Tengo la costumbre de poner mis
asuntos complicados en manos de profesionales. Y me la pimpla si cualquiera de
ellos es de aquí o ni se sabe, rubia, moreno, con anverso y reverso por la
noche o cualquier otra variante de nuestra especie. Sólo hago una excepción en
las cosas de robar y delego en mi perro que para eso es un experto.
No hace mucho
tiempo, alguien a quien quiero me señaló que todos esos chanchullos míos de los
que yo procuro no entender me los llevan mujeres. Yo me defendí, por supuesto y
porque el apunte era capcioso. Escojo a quienes trabajan para mí por su
eficacia. No hago amigos y soy exigente porque a mí nadie me regala nada.
Vamos, que voy de chulo por la vida, pero en quienes confío es porque lo hacen
mejor que yo. Nos cuidamos mutuamente y ni tan mal.
Me veo el otro
día entrando en mi banco —no recuerdo para qué porque ahora cualquier préstamo
te lo deniegan por Internet— y en la silla de mi directora hay un tipo con
barba y con pinta de quedarse. No sé, tiene el aspecto de ser uno de esos de
los que después de darles la mano te cuentas los dedos por si acaso. Se presenta
como el nuevo macho alfa de la barraca: traje de los de recibir perdonando,
corbata con nudo inglés (lo que tuvo que sufrir su madre para enseñárselo) y yo
en vaqueros.
Pregunto por
ella. Sé que ha tenido prole, el permiso correspondiente y esas cosas que
deberían ser normales.
Pero no lo
son.
Ahora soy yo
el que lleva tus asuntos, me dice.
Eso tendré que
decidirlo yo, le digo, yo no me enamoré de este banco.
Enseguida me hace
sentir que él está interesado por sí mismo y porque en la entidad piensen que puede
llegar a ser alguien. Yo sólo soy una cuenta más a la que sacarle rendimiento.

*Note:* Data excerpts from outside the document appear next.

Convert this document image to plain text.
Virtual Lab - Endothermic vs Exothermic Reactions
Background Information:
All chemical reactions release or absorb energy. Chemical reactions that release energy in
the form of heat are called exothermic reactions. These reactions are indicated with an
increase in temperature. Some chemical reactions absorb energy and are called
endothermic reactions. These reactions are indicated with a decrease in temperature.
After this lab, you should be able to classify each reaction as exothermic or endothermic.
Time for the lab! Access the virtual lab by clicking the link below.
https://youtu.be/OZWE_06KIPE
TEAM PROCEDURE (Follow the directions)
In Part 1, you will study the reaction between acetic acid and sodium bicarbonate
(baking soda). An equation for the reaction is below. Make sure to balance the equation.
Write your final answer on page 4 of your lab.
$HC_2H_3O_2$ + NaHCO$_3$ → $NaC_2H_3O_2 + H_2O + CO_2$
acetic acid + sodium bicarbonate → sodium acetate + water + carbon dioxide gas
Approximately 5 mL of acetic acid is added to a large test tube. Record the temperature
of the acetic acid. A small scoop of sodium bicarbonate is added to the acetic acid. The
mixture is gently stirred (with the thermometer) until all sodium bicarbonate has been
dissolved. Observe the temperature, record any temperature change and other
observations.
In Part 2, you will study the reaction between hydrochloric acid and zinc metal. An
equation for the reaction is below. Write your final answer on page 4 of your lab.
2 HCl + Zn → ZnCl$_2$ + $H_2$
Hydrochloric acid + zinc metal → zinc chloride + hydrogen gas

Ella hacía algo parecido pero con otra gracia, se lo curraba y echábamos unas
risas.
—¿Y
M?
Escribo la
conversación literalmente porque me la grabé en la memoria que para eso la
tengo casi sin estrenar.
—Ahora tiene
un hijo.
—Eso ya lo sé.
—Pues eso, el
banco piensa que para puestos de responsabilidad… ya sabes, no es lo mismo.
—Ya. ¿Tú
tienes hijos?
—Sí, claro.
—¿Y cómo se ha
enterado el banco de que no son tuyos?
Cuando
algo me jode me pongo.
—M
está bien. —Carraspea e intenta ver si hay una salida razonable pero no la
hay—. Está más tranquila, sin responsabilidades… Pero nuestra relación no tiene
porque cambiar.
—¿Tenemos
una relación?
—Me
refiero al banco.
—Ya,
pero si el banco considera que por tener hijos ella no me conviene, ¿por qué
tengo que utilizar yo otro criterio contigo?
Le saco por lo
menos quince años más los que me escondo en el bolsillo y esa grasa que
llevamos los que nunca lo hemos tenido fácil.
—Las cosas son
así, yo… yo no tengo la culpa. —Se come el orgullo y se rinde, pero se
equivoca. Aunque eso es lo que hemos hecho siempre, todos, rendirnos y vender a
saldo nuestra conciencia.
Y lo terrible
es que le miro y me veo a mí mismo, que no soy diferente de cualquiera que pueda
conocer. Mentiría si no confesara que, en su situación, yo también habría
aceptado la plaza, porque nos hemos acomodado a una condición demasiado barata y
porque todos tenemos un sustituto dispuesto a aprovecharse de una injusticia.
Salgo de la
oficina sin recordar para qué había entrado, pero de peor humor. Me cruzo con una
mujer, joven y vieja como los ideales del mundo. Por el lío que lleva delante intuyo
que ya debe de estar de todos los meses posibles. Seguramente alumbrará a otro
igual que los demás, me digo, porque esto no tiene ninguna pinta de ir a mejor.
Menos mal que tenemos
otra cosa de la que echarles la culpa a ellas. Y es que no saben lo que paren.